Occorre anche tenere presente che ci sono pure altre fonti della “divina rivelazione”, come la tradizione della Chiesa. E anche il magistero, cioè l’insegnamento dei Papi e dei vescovi. E poi non ci vuole mica chissà quale preparazione teologica per sapere dell’attesa che c’è stata nei confronti dell’arrivo di un Messia. E infatti ci sono ebrei messianici convinti che il Salvatore debba ancora arrivare. Alcuni nel popolo d’Israele – ricorda ancora Morigi – speravano perfino che si trattasse di un condottiero che li avrebbe affrancati armi in pugno dalla dominazione dell’impero romano. Forse anche Murgia sperava in un Gesù-Guevara, eroe della rivoluzione. E invece al mondo, per volere di Dio, si è presentato un neonato inerme, un bambino. Ma non è tutto. No, perché anche lo scrittore Roberto Saviano – su Twitter – ha voluto ricordare “a chi blatera in loro nome” che “Maria, Giuseppe e Gesù sono stati profughi”. (Continua a leggere dopo la foto)
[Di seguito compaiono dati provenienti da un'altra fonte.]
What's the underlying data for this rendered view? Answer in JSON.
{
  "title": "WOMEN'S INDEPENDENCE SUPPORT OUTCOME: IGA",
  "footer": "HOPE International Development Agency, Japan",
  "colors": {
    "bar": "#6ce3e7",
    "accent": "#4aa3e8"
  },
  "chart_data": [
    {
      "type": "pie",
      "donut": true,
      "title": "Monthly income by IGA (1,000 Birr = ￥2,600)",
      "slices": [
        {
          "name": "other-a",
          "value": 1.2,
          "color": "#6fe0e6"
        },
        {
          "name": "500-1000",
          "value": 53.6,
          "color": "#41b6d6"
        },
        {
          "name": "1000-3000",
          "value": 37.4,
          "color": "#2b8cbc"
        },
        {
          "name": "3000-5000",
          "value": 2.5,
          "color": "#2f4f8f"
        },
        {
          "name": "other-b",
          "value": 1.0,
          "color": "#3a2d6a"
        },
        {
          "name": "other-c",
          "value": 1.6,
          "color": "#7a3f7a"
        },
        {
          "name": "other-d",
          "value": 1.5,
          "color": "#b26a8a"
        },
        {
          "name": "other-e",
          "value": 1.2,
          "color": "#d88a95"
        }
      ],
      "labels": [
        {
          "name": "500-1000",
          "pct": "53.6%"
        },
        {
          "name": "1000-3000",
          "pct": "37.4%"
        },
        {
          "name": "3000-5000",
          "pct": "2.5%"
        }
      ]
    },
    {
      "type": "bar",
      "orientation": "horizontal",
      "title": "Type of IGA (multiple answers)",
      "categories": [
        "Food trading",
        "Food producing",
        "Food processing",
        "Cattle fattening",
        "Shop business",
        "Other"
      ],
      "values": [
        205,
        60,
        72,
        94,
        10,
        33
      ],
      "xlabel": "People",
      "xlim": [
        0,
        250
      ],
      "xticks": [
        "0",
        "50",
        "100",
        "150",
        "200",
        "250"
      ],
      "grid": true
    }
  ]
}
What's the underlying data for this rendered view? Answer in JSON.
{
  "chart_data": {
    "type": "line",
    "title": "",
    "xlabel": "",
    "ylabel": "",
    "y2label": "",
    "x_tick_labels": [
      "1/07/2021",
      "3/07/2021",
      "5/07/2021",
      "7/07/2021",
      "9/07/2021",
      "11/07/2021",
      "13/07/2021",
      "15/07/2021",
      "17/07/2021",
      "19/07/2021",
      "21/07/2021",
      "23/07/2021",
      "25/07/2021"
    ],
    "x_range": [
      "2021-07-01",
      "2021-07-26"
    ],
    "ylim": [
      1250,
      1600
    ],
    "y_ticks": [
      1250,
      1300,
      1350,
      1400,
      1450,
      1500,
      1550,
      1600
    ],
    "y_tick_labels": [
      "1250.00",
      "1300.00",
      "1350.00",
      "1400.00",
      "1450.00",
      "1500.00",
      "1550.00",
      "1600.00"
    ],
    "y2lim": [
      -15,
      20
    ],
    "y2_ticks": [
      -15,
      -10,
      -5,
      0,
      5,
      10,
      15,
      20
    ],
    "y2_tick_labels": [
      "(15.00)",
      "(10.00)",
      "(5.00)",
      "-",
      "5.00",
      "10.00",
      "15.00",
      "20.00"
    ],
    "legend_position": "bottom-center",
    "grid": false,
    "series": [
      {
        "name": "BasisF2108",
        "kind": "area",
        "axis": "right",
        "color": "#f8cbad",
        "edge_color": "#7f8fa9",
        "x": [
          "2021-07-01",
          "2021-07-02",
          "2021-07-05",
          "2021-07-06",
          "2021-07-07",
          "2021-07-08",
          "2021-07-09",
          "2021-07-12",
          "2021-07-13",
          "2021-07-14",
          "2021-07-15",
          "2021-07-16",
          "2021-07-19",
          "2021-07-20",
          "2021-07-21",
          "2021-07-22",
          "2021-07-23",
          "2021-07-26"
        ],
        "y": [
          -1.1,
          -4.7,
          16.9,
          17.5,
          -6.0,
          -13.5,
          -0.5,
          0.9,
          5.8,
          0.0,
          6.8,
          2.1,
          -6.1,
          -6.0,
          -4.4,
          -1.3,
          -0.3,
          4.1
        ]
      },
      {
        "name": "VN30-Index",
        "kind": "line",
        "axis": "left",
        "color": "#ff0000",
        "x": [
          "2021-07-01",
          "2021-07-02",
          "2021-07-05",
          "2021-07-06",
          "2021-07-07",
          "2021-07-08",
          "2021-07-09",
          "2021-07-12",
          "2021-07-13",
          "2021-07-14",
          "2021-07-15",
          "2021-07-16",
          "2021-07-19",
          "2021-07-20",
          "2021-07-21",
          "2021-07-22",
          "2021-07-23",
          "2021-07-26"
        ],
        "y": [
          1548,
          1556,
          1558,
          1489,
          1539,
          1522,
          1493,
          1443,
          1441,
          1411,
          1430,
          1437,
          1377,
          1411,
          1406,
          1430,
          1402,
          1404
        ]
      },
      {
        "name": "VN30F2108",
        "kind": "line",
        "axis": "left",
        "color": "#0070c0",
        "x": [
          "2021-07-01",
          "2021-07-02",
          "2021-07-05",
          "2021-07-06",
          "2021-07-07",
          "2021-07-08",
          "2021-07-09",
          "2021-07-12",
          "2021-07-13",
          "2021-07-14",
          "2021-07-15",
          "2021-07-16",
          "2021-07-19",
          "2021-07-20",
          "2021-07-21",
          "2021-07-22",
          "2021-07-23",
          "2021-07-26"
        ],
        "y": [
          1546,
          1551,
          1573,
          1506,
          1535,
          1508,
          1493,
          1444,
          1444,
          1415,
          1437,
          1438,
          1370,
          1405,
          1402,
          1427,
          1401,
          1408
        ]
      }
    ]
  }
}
Quel che lo “emoziona” è “che si cerchi redenzione in una famiglia stretta intorno a un bambino la cui innocenza lo proclama re”. Ma anche qui spiega che, innanzitutto, la genealogia del Redentore degli uomini, rintracciabile dalla prima riga del primo libro del Vangelo di San Matteo, spiega che proviene da una stirpe di monarchi risalente al re Davide, che decisamente non fu sempre innocente. Poi l’autore di Gomorra viene corretto su un altro punto. Quello che lui definisce “un bambino perseguitato” e “costretto alla fuga insieme alla sua famiglia per salvarsi la vita”, non fu mai “respinto ai confini” o “arrestato insieme a chi lo avesse aiutato ospitandolo”. Nacque in una provincia dell’Impero romano, la Giudea, poi si spostò in un’altra, l’Egitto, per evitare la strage degli innocenti voluta da re Erode nei confronti dei figli del suo stesso popolo. Infine fu crocifisso, certamente non in quanto straniero, ma in quanto Dio.